Je suis extrêmement reconnaissante envers plusieurs personnes de cette entreprise pour m’avoir permis de discuter de tout cela et de m’ouvrir les yeux sur le non-sens qui y régnait. J’avais tout simplement mis les pieds dans l’essence même du capitalisme inconsidéré. Nous étions tous victimes, hiérarchie y compris. Chacun essayait de trouver un sens et de tirer son épingle du jeu : ceux qui avaient un semblant de pouvoir devenaient tyrannie et mesquinerie pour asseoir leur position. Ceux qui étaient en bas de l’échelle courbaient le dos et se répétaient que demain sera un jour meilleur, et puis que, de toute façon, les agences web, c’est juste un marchepied vers l’annonceur. Comme un bizutage forcé au sortir de l’école, avant d’être accepté dans le monde des grands. Et pourtant, peu d’entre nous semblaient voir la « big picture », le problème latent plus grand encore à l’échelle de l’Humanité entière, qui déshumanisait le travail, et intrinsèquement notre rapport aux problèmes environnementaux qui ne peuvent trouver de solution sans un bouleversement total des règles du marché.

Un acte de sincérité avec moi-même

C’est donc autant par amour pour ma planète que pour moi-même que je suis partie de cette entité destructrice et ô combien symptomatique de la dérive du monde actuel. Oh, cela n’a pas été facile, mais après 6 mois de négociations, j’ai largué les amarres et suis partie, libre. D’autres ont fait la même chose. À l’image de Nicolas Hulot, les quelques « rescapés » que nous sommes se sont rendu compte de la futilité de leur quête de changement à l’intérieur même du monstre que nous pensions pouvoir changer, en bien. Nous sommes chacun partis de notre côté, espérant trouver un moyen plus propice de participer à ce changement si vital pour la planète. La première chose que j’ai faite, c’était acheter une place pour aller au festival que j’avais loupé deux ans de suite à cause de mon ex-entreprise (et il était FANTASTIQUE !).

De mon côté, c’est avec joie que je peux annoncer que je suis devenue chef de moi-même, comme j’aime si bien le décrire. Je suis freelance depuis le 1er avril 2018, et je continue à faire le même métier, chef de projet éditorial web, avec beaucoup plus de joie et de bonne volonté (et d’ailleurs – instant pub – voici mon site pro !). J’ai retrouvé une vie équilibrée, certes moins stable et avec une vision financière sur le long terme quasi nulle, mais je m’en contente fort bien. Car je suis en contrepartie libre de dire non. Libre de partir quand j’en ai besoin. Libre de finir de travailler à 14h si c’est mon souhait. Libre de mettre une plante sur mon bureau. D’aucuns trouveraient que je me suis enfuie et que, maintenant que j’oeuvre seule, j’ai encore moins d’impact sur le monde qui m’entoure. Pourtant, rien n’est plus faux.
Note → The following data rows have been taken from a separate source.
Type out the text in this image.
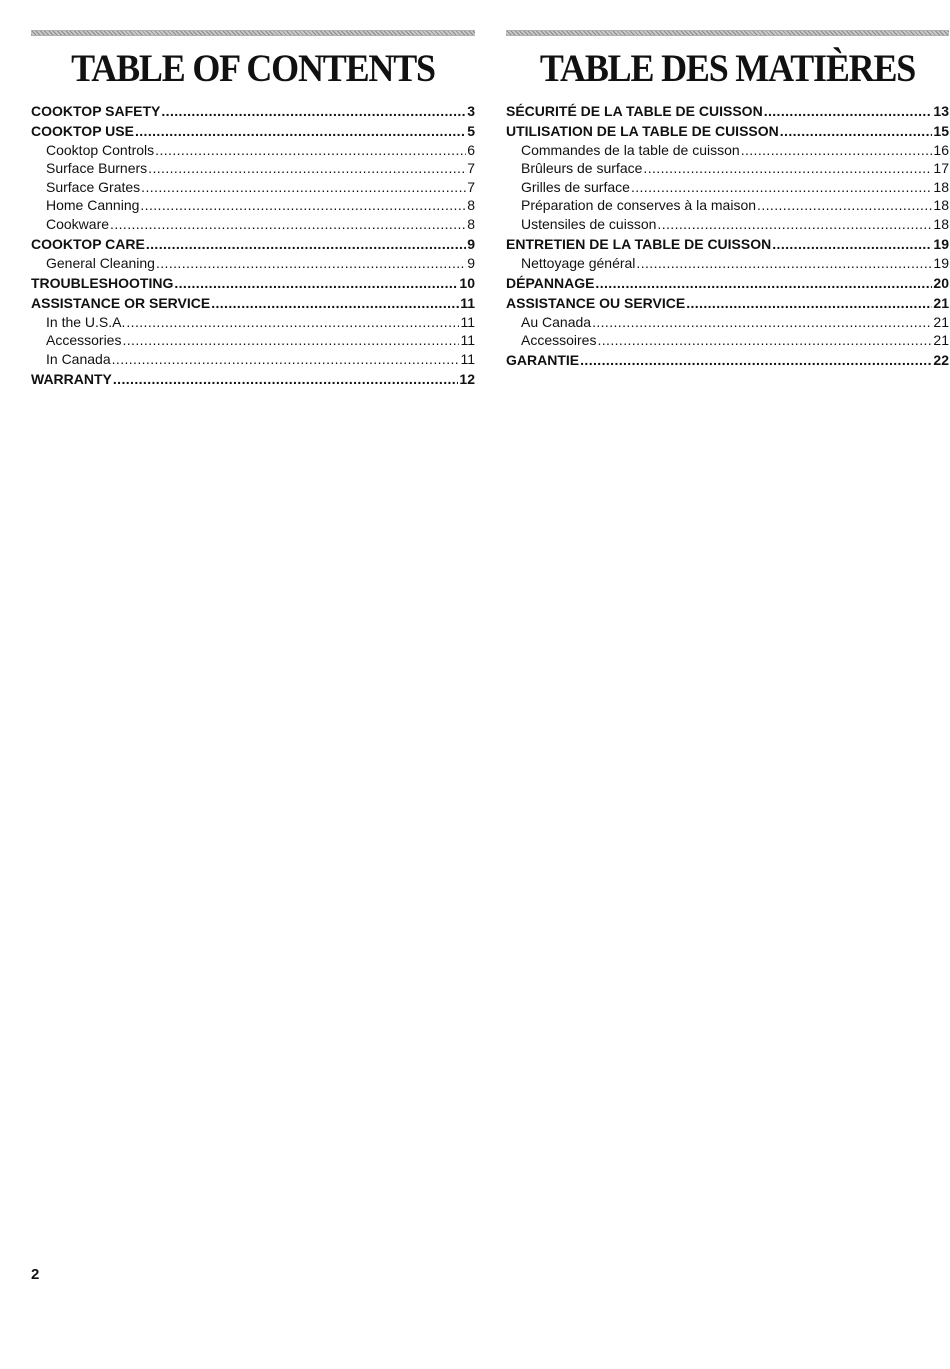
TABLE OF CONTENTS
COOKTOP SAFETY .....	3
COOKTOP USE .....	5
Cooktop Controls .....	6
Surface Burners .....	7
Surface Grates .....	7
Home Canning .....	8
Cookware .....	8
COOKTOP CARE .....	9
General Cleaning .....	9
TROUBLESHOOTING .....	10
ASSISTANCE OR SERVICE .....	11
In the U.S.A. .....	11
Accessories .....	11
In Canada .....	11
WARRANTY .....	12
TABLE DES MATIÈRES
SÉCURITÉ DE LA TABLE DE CUISSON .....	13
UTILISATION DE LA TABLE DE CUISSON .....	15
Commandes de la table de cuisson .....	16
Brûleurs de surface .....	17
Grilles de surface .....	18
Préparation de conserves à la maison .....	18
Ustensiles de cuisson .....	18
ENTRETIEN DE LA TABLE DE CUISSON .....	19
Nettoyage général .....	19
DÉPANNAGE .....	20
ASSISTANCE OU SERVICE .....	21
Au Canada .....	21
Accessoires .....	21
GARANTIE .....	22
2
Mon nom est Légion, car nous sommes nombreux

J’ai rejoint une véritable légion de freelances, entité qui ne fait que grossir jour après jour. Tandis que j’oeuvre seule, personne n’exploite mes compétences sur mon dos pour faire du bénéfice au point de m’en rendre malade. Et plus nous sommes nombreux à œuvrer seuls, plus nous avons de poids pour créer nos règles à nous. Nous croyons en la fin du servage, où quelques-uns s’enrichissent et obligent la majorité à vivre au jour le jour, en craignant le courroux du haut-seigneur. Seuls, nous avançons pourtant ensemble, et plus loin.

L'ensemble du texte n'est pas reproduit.